周一晨会,操场上乌压压的站了一片,清一色穿的全是黑白相间的校服,宽大的衣服底下,包裹着她们稚嫩的青春。
头顶的太阳依旧很大,广播里的声音嗡嗡作响,声音莎莎的,却又饱含气愤,十分洪亮中气十足。
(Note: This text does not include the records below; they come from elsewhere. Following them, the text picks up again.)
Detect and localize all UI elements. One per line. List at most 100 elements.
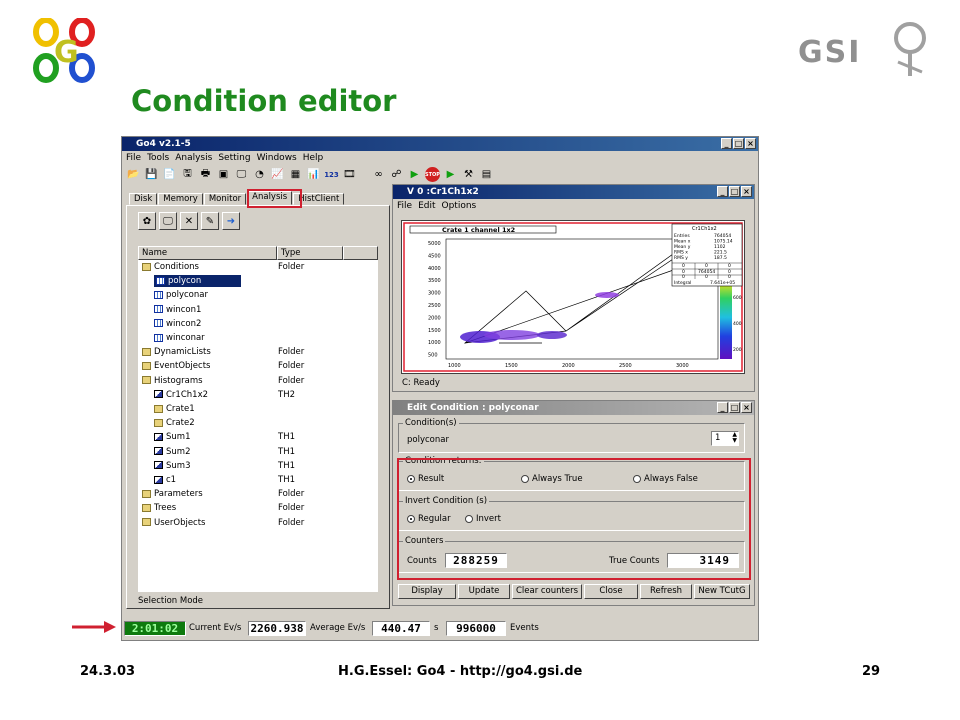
tree-row[interactable]: Sum1 TH1 [154,430,374,444]
refresh-colors-icon[interactable]: ✿ [138,212,156,230]
tree-row[interactable]: c1 TH1 [154,473,374,487]
display-button[interactable]: Display [398,584,456,599]
close-editor-button[interactable]: Close [584,584,638,599]
open-file-icon[interactable]: 📄 [162,167,177,182]
tree-row[interactable]: Sum2 TH1 [154,445,374,459]
settings-tools-icon[interactable]: ⚒ [461,167,476,182]
chart-icon[interactable]: 📊 [306,167,321,182]
editor-titlebar: Edit Condition : polyconar _ □ × [393,401,754,415]
minimize-button[interactable]: _ [721,138,732,149]
maximize-button[interactable]: □ [733,138,744,149]
link-icon[interactable]: ∞ [371,167,386,182]
editor-close-button[interactable]: × [741,402,752,413]
print-icon[interactable]: 🖶 [198,167,213,182]
tab-monitor[interactable]: Monitor [203,193,247,205]
viewer-maximize-button[interactable]: □ [729,186,740,197]
step-icon[interactable]: ▶ [443,167,458,182]
radio-always-false[interactable]: Always False [633,474,698,484]
editor-maximize-button[interactable]: □ [729,402,740,413]
tree-row[interactable]: Trees Folder [142,501,362,515]
tree-row[interactable]: wincon1 [154,303,374,317]
refresh-button[interactable]: Refresh [640,584,692,599]
tree-row[interactable]: EventObjects Folder [142,359,362,373]
viewer-close-button[interactable]: × [741,186,752,197]
spin-arrows-icon[interactable]: ▲ ▼ [732,432,737,444]
save-icon[interactable]: 💾 [144,167,159,182]
menu-analysis[interactable]: Analysis [175,151,212,165]
folder-icon [142,376,151,385]
folder-icon [142,489,151,498]
tree-row[interactable]: polycon [154,274,374,288]
connect-icon[interactable]: ☍ [389,167,404,182]
tree-row[interactable]: Histograms Folder [142,374,362,388]
tree-row-type: TH1 [278,446,295,457]
radio-always-true[interactable]: Always True [521,474,583,484]
tab-disk[interactable]: Disk [129,193,158,205]
tab-histclient[interactable]: HistClient [293,193,345,205]
disk-icon[interactable]: 🖫 [180,167,195,182]
histogram-icon[interactable]: 📈 [270,167,285,182]
tree-row[interactable]: UserObjects Folder [142,516,362,530]
radio-regular[interactable]: Regular [407,514,451,524]
column-name-header[interactable]: Name [138,246,277,260]
plot-title: Crate 1 channel 1x2 [442,226,515,234]
column-type-header[interactable]: Type [277,246,343,260]
close-button[interactable]: × [745,138,756,149]
monitor-view-icon[interactable]: 🖵 [159,212,177,230]
y-tick-label: 4500 [428,253,441,259]
tab-memory[interactable]: Memory [158,193,203,205]
delete-x-icon[interactable]: ✕ [180,212,198,230]
radio-result[interactable]: Result [407,474,444,484]
menu-setting[interactable]: Setting [218,151,250,165]
tree-row[interactable]: winconar [154,331,374,345]
footer-date: 24.3.03 [80,664,136,679]
tree-row[interactable]: Conditions Folder [142,260,362,274]
gauge-icon[interactable]: ◔ [252,167,267,182]
start-icon[interactable]: ▶ [407,167,422,182]
tree-row[interactable]: Sum3 TH1 [154,459,374,473]
conditions-group: Condition(s) polyconar 1 ▲ ▼ [398,418,745,453]
new-tcutg-button[interactable]: New TCutG [694,584,750,599]
tree-row[interactable]: DynamicLists Folder [142,345,362,359]
viewer-menu-file[interactable]: File [397,199,412,213]
tree-row[interactable]: Parameters Folder [142,487,362,501]
clear-counters-button[interactable]: Clear counters [512,584,582,599]
menu-windows[interactable]: Windows [257,151,297,165]
tree-row[interactable]: polyconar [154,288,374,302]
stats-value: 1075.14 [714,239,733,245]
counter-123-icon[interactable]: 123 [324,167,339,182]
eraser-icon[interactable]: ✎ [201,212,219,230]
tree-row[interactable]: Crate1 [154,402,374,416]
tab-analysis[interactable]: Analysis [247,191,293,205]
menu-tools[interactable]: Tools [147,151,169,165]
folder-icon [142,262,151,271]
histogram-plot[interactable]: Crate 1 channel 1x2 50004500400035003000… [402,221,744,373]
canvas-icon[interactable]: ▣ [216,167,231,182]
viewer-menu-options[interactable]: Options [442,199,477,213]
histogram-canvas[interactable]: Crate 1 channel 1x2 5000 4500 4000 3500 3000… [401,220,745,374]
browser-tabs: Disk Memory Monitor Analysis HistClient [126,191,390,205]
info-icon[interactable]: ▤ [479,167,494,182]
arrow-right-icon[interactable]: ➜ [222,212,240,230]
tree-row[interactable]: Cr1Ch1x2 TH2 [154,388,374,402]
stop-icon[interactable]: STOP [425,167,440,182]
tree-row[interactable]: wincon2 [154,317,374,331]
update-button[interactable]: Update [458,584,510,599]
counts-display: 288259 [445,553,507,568]
tree-row-name: polyconar [166,290,208,301]
film-icon[interactable]: 🎞 [342,167,357,182]
menu-file[interactable]: File [126,151,141,165]
stats-key: Mean y [674,244,691,250]
monitor-icon[interactable]: 🖵 [234,167,249,182]
go4-main-window: Go4 v2.1-5 _ □ × File Tools Analysis Set… [121,136,759,641]
dynamic-list-icon[interactable]: ▦ [288,167,303,182]
condition-index-spinbox[interactable]: 1 ▲ ▼ [711,431,739,446]
menu-help[interactable]: Help [303,151,324,165]
viewer-minimize-button[interactable]: _ [717,186,728,197]
open-folder-icon[interactable]: 📂 [126,167,141,182]
viewer-menu-edit[interactable]: Edit [418,199,435,213]
radio-invert[interactable]: Invert [465,514,501,524]
editor-minimize-button[interactable]: _ [717,402,728,413]
tree-row[interactable]: Crate2 [154,416,374,430]
window-condition-icon [154,333,163,342]
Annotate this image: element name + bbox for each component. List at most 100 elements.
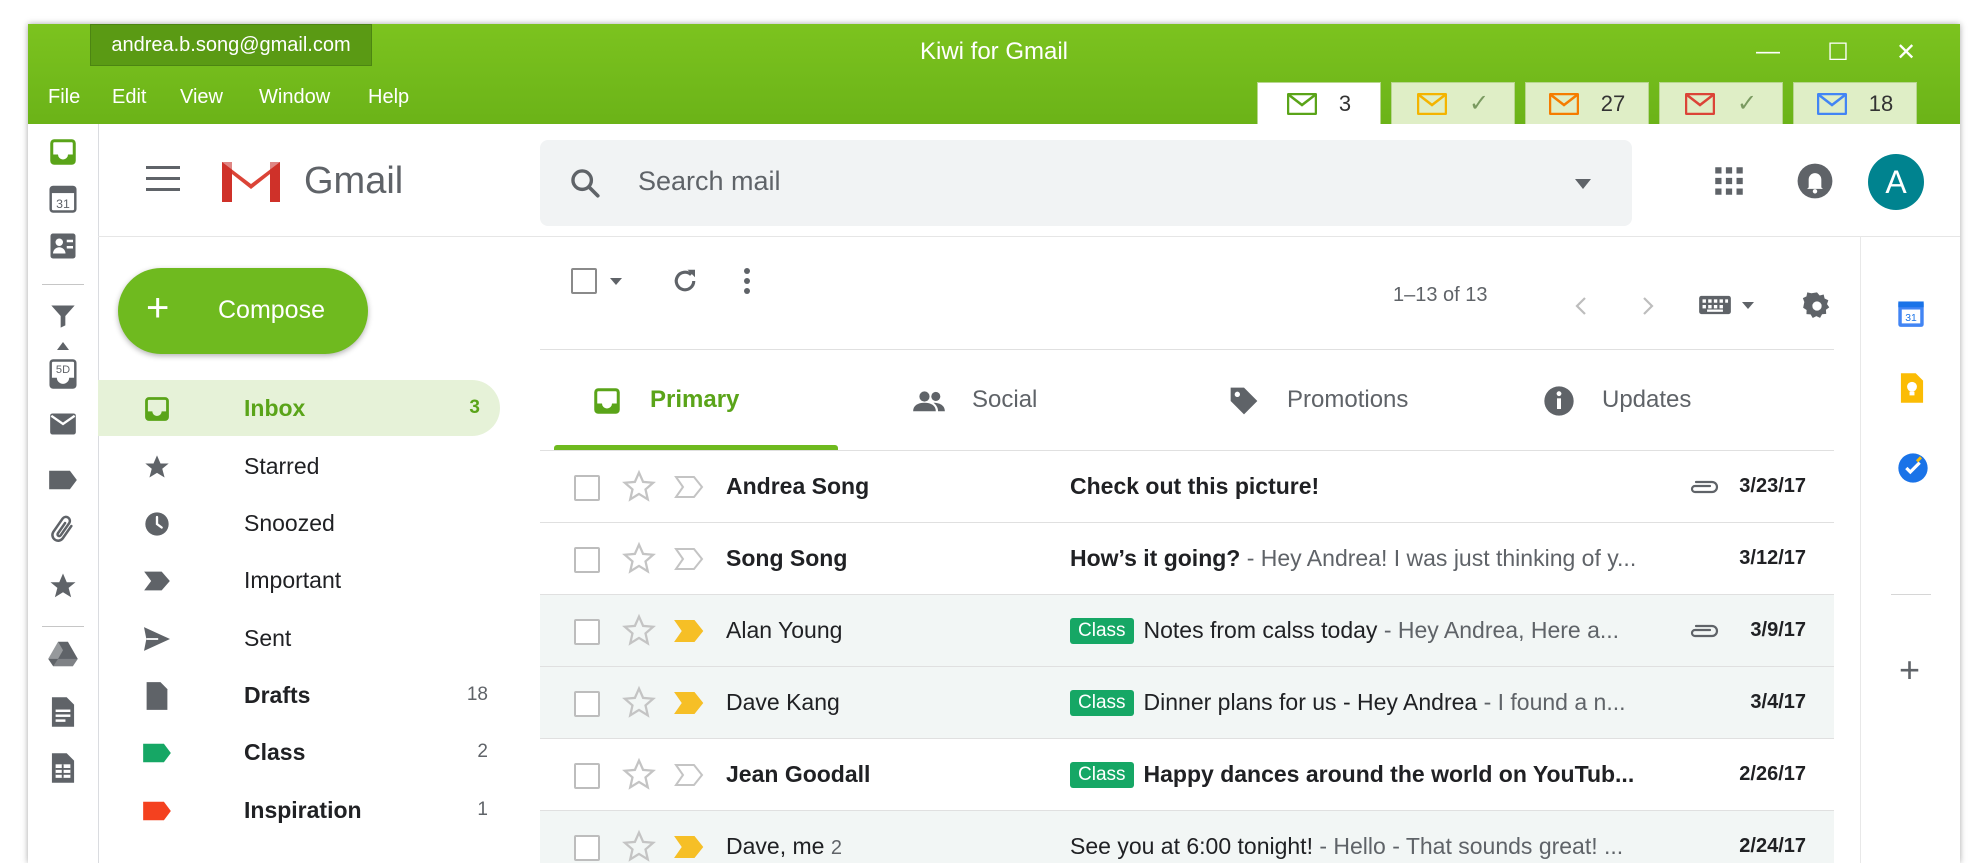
calendar-addon-icon[interactable]: 31 [1897, 298, 1925, 333]
search-input[interactable]: Search mail [638, 166, 781, 197]
close-button[interactable]: ✕ [1886, 38, 1926, 67]
thread-count: 2 [830, 837, 842, 859]
snooze-5d-icon[interactable]: 5D [45, 356, 81, 392]
star-outline-icon[interactable] [622, 613, 656, 647]
star-icon[interactable] [45, 568, 81, 604]
account-tab[interactable]: 3 [1257, 82, 1381, 124]
attachment-icon[interactable] [1688, 477, 1720, 497]
important-marker-icon[interactable] [674, 763, 704, 787]
email-row[interactable]: Song Song How’s it going? - Hey Andrea! … [540, 523, 1834, 595]
settings-gear-icon[interactable] [1801, 290, 1833, 322]
email-subject: See you at 6:00 tonight! [1070, 833, 1313, 859]
chevron-right-icon[interactable] [1642, 296, 1654, 316]
drive-icon[interactable] [45, 636, 81, 672]
account-tab[interactable]: 27 [1525, 82, 1649, 124]
attachment-icon[interactable] [45, 512, 81, 548]
important-marker-icon[interactable] [674, 691, 704, 715]
tab-social[interactable]: Social [896, 350, 1196, 450]
nav-item-important[interactable]: Important [98, 552, 508, 608]
star-outline-icon[interactable] [622, 469, 656, 503]
menu-help[interactable]: Help [368, 86, 409, 109]
star-outline-icon[interactable] [622, 757, 656, 791]
refresh-icon[interactable] [670, 266, 700, 296]
keep-icon[interactable] [1899, 372, 1925, 409]
row-checkbox[interactable] [574, 691, 600, 717]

司令台上站着四十来岁的男人,有些秃顶,穿着蓝白条纹的短袖,浑身精瘦。一张国字脸上架着一副蓝黑色的四方眼镜,埋藏在底下的那双眼很是精明。
扩音器里“刺啦~”一声划过后,是浑厚的嗓音。
“首先点名批评高一三班新生,池妄。”
“于上个礼拜五,池妄同学,于高三老生发生冲突,造成打架斗殴的显现,特此批评。但我校念及其初犯,只给予警告。”
话毕犀利的视线,若有似无的滑过操场上那一张张青涩的脸,语气郑重暗含警告。
“希望在做各位同学引以为鉴,不要效仿。”
低头间,视线落在雪白的纸上,于池妄相隔一毫米的名字上,眼底蒙上了一层惋惜的心痛。
安楠,这个姑娘在几个月前,以全校第一的成绩转入的一中。就在几天前他们还见过一面,在他印象里可以说是挺乖的一个孩子。
在学习上,也个绝对算得上是一个难得的好苗子。
前几天开会的时候,还有不少老师竞相争抢,吵的面红耳赤,都想要教她,看着她在自己手上培养的更好。
想到这就忍不住叹了口气,这才开学几天就惹了事,不免有些怒其不争。
却也无奈,扯着嗓子继续。
“前几日高一新生安楠,在校公然损毁她人劳动成果,事后又公然旷课,在此点名批评。希望你好好反思,日后团结同学,互帮互助。”
操场上的人站的散漫,后排的男生不少都在起哄。
相对于池妄的打架斗殴,安楠的事简直微不足道,但奈何她是个好学生,说出来总归有些稀奇。
教导主任对着话筒吼了几声,嘈杂的声音才渐渐安静下来。
随后他又不经不慢的说了些其它的大小事宜。
头顶的太阳毒辣,在等待中,下面的人早就热出了一身薄薄的汗。
但好在晨会总算是宣布结束了。
所有人都化作鸟兽四散,只有安楠和池妄被留了下来,继续站在国旗下反思。
这是安楠第二次见他,少年桀骜不驯,即便是被罚站的那个,也是懒散的,脊背自然的弯屡着,右手随意的插在兜里,一副吊儿郎当不服管教的模样。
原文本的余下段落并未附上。